The Land policy is bed ridden in many east African states less Tanzania where land ownership is distorted but not so much like its neighbors as to afford whole societies going overboard. Uganda is witnessing what we should call a policy many opponents think is a guise by Government to legally grab land ordinary people’s land.
The people are not taking it sitting down and there is an aggressive campaign to reverse the trend; many men in uniform are using their untouchable status to unscrupulously purchase land and throwing off owners and squatters alike though they have dwelt there for generations. There is this investor syndrome where Government officials are handing out properties meant for schools and others privately owned to would be investors.
They only turn out to be some powerful officials behind the investment drive and their much hyped investments are mostly hot air.
Rwanda’s genocide was much due to the same land resource sharing, being the most populous nation in the region, the country after the genocide is struggling to come to terms with itself, and the new Government is steering a way forward into services sector development to avert any pressures to depend on land for many of its people especially the young generation.
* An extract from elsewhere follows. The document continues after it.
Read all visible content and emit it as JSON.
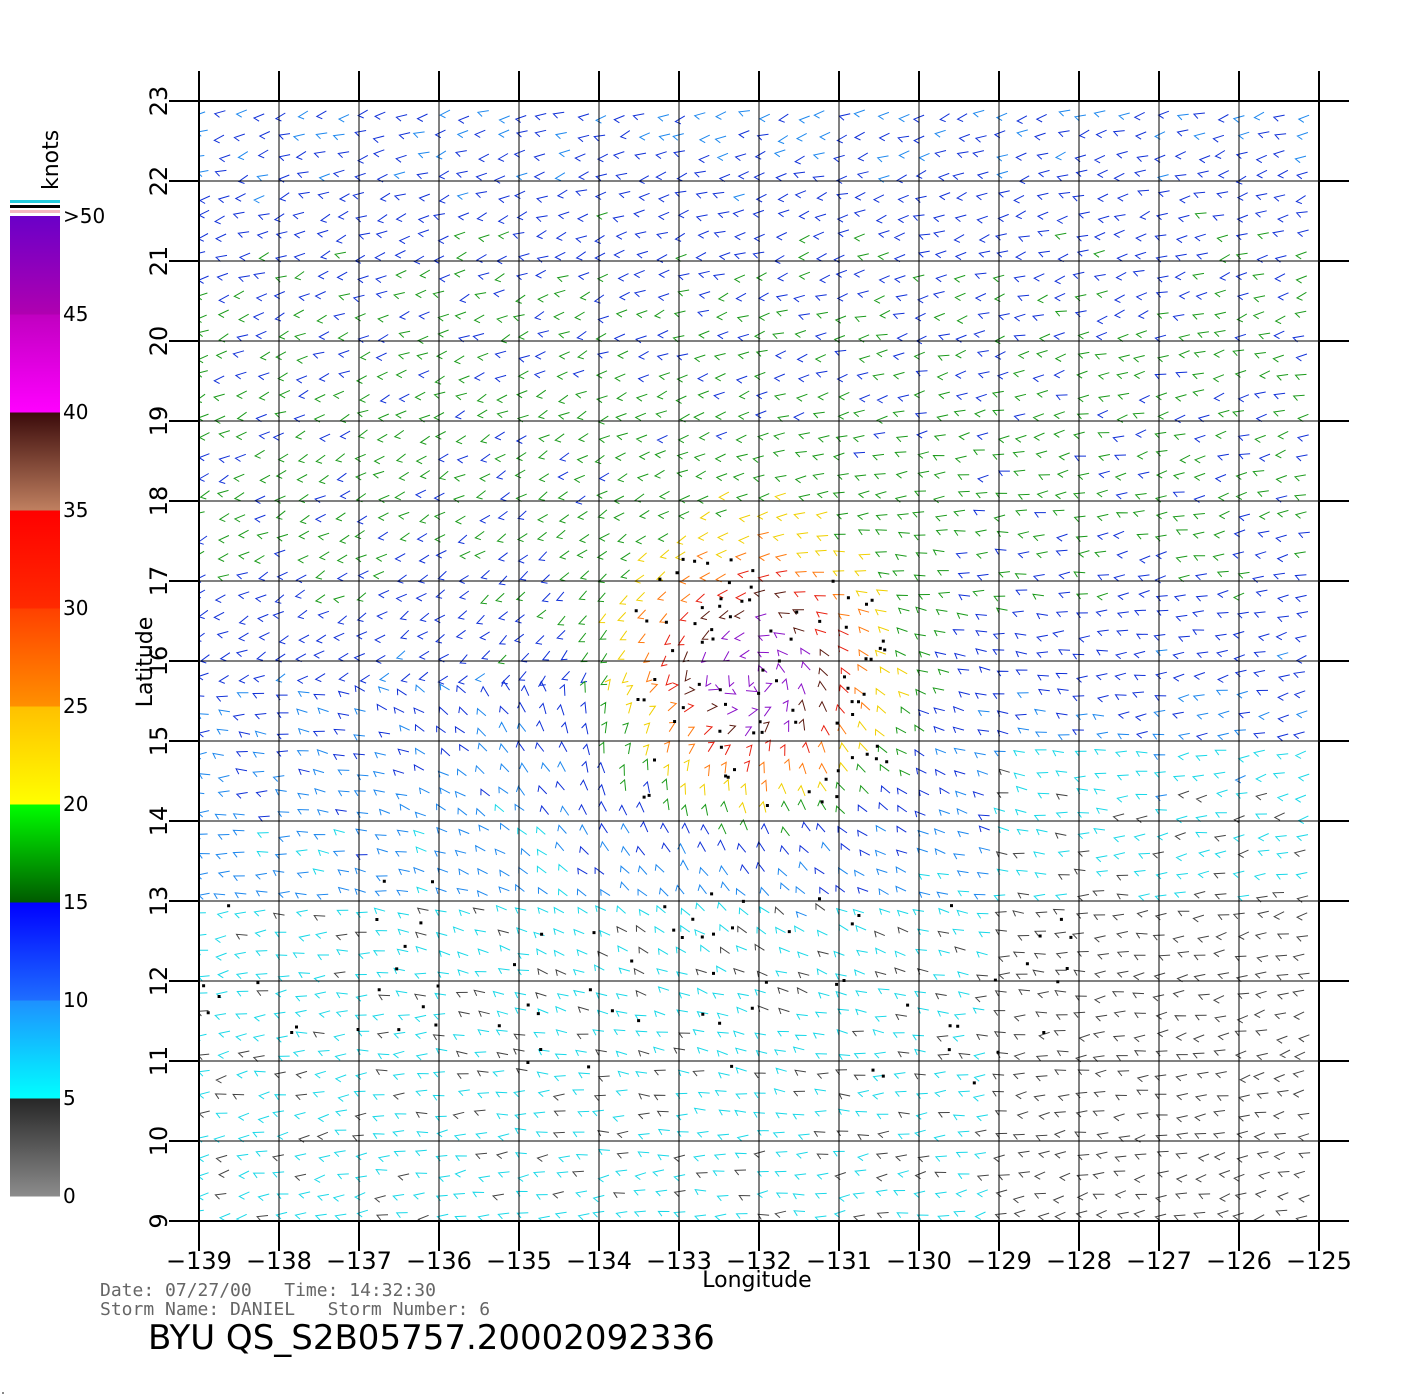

Kenya is the recent eruption of the long brewing land frictions which have bedeviled much of Africa, coupled with diverse ethnicity some what with vestiges from many feudal societies littering pre colonial Africa. That period was characterized with huge chunks of land given to the royals and other people resorted to squatting a practice where that has still not changed, descendants still in same landless and landlord positions. This does not go down well with many.

Tanzanians, Rwandans, Ugandans have much to learn from the Kenya problem leading to the fallout not wholly attributed to land though, other situations like dictatorship , skewed distribution of jobs and other national interests has also helped foment the problem culminating into social strife we are witnessing
.
There is a thinking however that a pre industrial east Africa has to have most upcountry dwellers migrate to cities for their land to be taken by single big farmers who could jump start the Agricultural revolution here. Whether that can happen is for you and me to have a wait and see attitude. Many proponents like Museveni have stated it time and again if we have to jumpstart Agriculture and ultimately industrialization to be realized.